INFOGRAPHIE - Trois fuites mystérieuses ont été détectées sur Nord Stream 1 et 2, les tuyaux censés permettre l'envoi de gaz russe en Europe. Ces gazoducs ne sont pas en service actuellement, mais ils sont pleins et un sabotage est envisagé.

Les gazoducs Nord Stream 1 et 2, qui relient la Russie à l'Allemagne, ont-ils fait l'objet d'un sabotage ? La question ne semble plus faire de doute.

Depuis deux jours, trois fuites de gaz différentes affectent les deux grands tuyaux jumeaux qui relient la Russie à l'Union européenne, sur le plancher de la mer Baltique. Lundi, un premier écoulement a été décelé sur le Nord Stream 2. Mardi, le gazoduc Nord Stream 1 a été à son tour affecté en deux points, ont indiqué le Danemark et la Suède, deux pays qui accueillent dans leurs fonds sous-marins ces pipelines majoritairement détenus par le géant russe Gazprom.
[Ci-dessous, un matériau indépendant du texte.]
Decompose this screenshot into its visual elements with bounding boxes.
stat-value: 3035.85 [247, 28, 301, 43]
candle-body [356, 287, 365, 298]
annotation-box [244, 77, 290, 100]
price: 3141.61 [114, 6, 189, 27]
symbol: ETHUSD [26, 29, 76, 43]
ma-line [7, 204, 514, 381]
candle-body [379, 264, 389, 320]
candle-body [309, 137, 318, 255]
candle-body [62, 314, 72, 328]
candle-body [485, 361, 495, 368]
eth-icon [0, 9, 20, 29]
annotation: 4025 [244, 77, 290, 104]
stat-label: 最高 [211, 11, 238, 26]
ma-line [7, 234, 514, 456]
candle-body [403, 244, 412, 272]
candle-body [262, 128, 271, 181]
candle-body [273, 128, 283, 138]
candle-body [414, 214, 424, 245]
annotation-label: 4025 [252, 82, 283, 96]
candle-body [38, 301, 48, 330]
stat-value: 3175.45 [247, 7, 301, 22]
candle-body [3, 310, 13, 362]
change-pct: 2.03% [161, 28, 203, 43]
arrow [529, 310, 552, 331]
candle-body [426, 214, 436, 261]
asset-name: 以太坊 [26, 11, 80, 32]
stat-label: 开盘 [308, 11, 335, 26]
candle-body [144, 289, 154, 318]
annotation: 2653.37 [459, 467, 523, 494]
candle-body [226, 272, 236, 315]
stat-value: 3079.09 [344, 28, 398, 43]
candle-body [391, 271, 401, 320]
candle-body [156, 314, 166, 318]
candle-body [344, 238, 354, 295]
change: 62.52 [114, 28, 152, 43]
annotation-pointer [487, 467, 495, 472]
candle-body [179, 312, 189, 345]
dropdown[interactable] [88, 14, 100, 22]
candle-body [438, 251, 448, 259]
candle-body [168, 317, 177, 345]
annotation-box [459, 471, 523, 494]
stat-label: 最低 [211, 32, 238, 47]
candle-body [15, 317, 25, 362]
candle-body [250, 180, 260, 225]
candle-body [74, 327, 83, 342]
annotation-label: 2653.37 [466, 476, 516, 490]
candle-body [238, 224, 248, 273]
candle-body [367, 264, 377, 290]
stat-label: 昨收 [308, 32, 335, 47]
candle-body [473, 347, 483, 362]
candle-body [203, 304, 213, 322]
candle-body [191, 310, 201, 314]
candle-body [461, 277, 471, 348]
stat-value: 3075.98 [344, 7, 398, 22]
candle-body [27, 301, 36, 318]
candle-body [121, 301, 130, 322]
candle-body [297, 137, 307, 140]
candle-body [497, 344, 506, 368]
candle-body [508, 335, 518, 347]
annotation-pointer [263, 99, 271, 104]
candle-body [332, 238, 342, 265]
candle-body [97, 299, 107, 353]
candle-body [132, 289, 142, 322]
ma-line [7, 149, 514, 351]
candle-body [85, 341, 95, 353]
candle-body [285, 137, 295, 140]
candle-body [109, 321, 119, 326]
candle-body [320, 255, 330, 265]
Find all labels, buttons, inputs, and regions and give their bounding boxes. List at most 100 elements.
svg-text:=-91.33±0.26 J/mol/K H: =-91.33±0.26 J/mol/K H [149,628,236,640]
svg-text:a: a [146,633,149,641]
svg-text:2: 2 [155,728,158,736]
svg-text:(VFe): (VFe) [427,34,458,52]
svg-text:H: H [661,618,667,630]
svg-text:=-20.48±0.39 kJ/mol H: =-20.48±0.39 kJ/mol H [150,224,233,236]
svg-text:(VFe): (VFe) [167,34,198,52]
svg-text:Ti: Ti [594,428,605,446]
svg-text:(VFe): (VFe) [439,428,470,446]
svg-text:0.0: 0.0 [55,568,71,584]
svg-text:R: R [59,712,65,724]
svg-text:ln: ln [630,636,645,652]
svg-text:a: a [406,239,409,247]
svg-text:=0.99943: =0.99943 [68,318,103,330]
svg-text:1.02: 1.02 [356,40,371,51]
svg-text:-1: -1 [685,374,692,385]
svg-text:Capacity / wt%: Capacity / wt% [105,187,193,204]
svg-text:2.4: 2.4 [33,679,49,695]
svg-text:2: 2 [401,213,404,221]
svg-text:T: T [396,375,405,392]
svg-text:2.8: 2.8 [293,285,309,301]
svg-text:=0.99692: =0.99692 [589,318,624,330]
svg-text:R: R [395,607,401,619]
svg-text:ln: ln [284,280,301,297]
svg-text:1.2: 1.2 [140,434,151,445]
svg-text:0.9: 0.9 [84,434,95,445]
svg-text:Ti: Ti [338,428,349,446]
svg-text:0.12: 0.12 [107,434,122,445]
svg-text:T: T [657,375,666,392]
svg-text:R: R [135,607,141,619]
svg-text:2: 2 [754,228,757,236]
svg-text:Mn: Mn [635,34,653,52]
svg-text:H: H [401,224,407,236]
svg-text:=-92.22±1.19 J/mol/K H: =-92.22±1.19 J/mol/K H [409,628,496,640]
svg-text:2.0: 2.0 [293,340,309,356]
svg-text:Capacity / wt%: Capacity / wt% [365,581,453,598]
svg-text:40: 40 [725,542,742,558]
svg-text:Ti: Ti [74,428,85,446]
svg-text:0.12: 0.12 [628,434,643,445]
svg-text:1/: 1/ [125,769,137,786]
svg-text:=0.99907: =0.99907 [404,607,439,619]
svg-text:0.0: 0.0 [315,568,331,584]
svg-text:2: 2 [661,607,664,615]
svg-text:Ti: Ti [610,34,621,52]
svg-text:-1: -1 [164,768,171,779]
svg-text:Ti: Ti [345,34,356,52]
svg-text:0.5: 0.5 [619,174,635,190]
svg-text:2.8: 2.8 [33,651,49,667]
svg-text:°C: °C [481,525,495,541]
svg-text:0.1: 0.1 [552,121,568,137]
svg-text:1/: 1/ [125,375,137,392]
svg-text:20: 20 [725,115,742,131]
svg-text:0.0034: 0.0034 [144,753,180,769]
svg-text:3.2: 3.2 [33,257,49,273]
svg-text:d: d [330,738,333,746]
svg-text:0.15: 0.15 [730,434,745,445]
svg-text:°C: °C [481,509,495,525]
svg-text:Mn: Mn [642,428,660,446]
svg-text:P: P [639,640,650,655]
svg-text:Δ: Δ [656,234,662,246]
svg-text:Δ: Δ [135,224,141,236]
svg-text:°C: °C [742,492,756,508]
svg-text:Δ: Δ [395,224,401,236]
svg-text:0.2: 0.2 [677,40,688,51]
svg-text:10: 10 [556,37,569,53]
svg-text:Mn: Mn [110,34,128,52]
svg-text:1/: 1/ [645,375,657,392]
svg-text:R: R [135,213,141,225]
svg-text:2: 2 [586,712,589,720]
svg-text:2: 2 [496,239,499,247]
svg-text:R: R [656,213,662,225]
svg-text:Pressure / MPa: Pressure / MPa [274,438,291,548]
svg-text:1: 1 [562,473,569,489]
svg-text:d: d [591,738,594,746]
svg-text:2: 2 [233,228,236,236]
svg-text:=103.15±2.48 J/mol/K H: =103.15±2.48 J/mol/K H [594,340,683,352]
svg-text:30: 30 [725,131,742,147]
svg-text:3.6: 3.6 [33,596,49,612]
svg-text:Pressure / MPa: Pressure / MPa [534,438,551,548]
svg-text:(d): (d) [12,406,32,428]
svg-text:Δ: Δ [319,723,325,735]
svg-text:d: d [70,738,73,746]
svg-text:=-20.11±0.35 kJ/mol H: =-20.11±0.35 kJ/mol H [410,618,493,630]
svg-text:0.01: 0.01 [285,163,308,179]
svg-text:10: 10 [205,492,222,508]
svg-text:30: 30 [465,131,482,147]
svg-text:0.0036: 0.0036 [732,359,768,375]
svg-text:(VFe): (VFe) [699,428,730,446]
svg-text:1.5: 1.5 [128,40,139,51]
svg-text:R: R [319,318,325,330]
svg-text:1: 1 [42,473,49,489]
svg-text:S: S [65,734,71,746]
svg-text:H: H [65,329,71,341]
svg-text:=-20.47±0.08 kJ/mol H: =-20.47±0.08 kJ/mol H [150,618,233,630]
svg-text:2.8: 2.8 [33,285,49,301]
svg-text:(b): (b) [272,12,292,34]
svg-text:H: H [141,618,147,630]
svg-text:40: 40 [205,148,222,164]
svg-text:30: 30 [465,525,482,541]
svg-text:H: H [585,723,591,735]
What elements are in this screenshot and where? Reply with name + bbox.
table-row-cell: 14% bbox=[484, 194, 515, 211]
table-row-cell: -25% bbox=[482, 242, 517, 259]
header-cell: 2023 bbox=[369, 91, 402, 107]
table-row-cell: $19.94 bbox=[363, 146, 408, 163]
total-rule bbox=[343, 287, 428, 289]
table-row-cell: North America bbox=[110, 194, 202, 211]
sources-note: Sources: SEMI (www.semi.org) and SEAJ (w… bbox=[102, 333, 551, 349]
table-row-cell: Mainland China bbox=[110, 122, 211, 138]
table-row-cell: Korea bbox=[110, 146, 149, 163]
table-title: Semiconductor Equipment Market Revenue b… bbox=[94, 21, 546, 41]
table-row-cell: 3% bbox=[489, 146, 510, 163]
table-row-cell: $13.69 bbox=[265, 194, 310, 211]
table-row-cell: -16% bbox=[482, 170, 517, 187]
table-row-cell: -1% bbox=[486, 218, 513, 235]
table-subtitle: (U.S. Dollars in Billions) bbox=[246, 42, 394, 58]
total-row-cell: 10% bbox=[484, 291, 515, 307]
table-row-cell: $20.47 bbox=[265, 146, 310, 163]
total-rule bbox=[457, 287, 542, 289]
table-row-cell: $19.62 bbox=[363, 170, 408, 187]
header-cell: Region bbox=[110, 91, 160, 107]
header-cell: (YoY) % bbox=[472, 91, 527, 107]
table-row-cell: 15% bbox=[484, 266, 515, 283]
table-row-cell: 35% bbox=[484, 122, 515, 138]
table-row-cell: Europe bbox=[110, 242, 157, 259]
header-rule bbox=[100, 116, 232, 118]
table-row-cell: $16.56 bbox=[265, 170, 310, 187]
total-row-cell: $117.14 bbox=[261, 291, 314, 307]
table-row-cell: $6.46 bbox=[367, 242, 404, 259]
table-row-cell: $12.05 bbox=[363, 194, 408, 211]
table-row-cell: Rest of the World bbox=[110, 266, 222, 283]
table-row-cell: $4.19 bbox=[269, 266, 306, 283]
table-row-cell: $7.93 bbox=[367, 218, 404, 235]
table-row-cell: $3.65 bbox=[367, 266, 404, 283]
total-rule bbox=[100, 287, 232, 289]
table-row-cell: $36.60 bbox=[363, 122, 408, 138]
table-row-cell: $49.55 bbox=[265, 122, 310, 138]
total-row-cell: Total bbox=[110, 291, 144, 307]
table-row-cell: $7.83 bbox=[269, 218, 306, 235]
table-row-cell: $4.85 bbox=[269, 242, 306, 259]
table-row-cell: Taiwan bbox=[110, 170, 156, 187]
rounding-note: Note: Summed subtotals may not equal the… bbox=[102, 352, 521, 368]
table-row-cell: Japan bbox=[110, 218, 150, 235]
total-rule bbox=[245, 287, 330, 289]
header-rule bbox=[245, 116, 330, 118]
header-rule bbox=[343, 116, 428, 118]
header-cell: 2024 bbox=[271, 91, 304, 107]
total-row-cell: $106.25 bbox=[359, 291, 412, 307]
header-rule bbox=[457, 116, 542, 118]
Des explosions sous-marines

Mardi après-midi, le réseau national sismique suédois a affirmé que des explosions sous-marines « très probablement dues à des détonations » avaient été enregistrées dans la zone des fuites de gaz. Une première « émission massive d'énergie » d'une magnitude de 1,9 sur l'échelle de Richter a été enregistrée dans la nuit de dimanche à lundi près de l'île danoise de Bornholm, puis une autre de magnitude 2,3, a expliqué l'expert suédois Peter Schmidt. Qui ajoute : « Il n'y a pas grand-chose d'autre qu'une explosion qui peut avoir provoqué des émissions d'énergie aussi importantes. »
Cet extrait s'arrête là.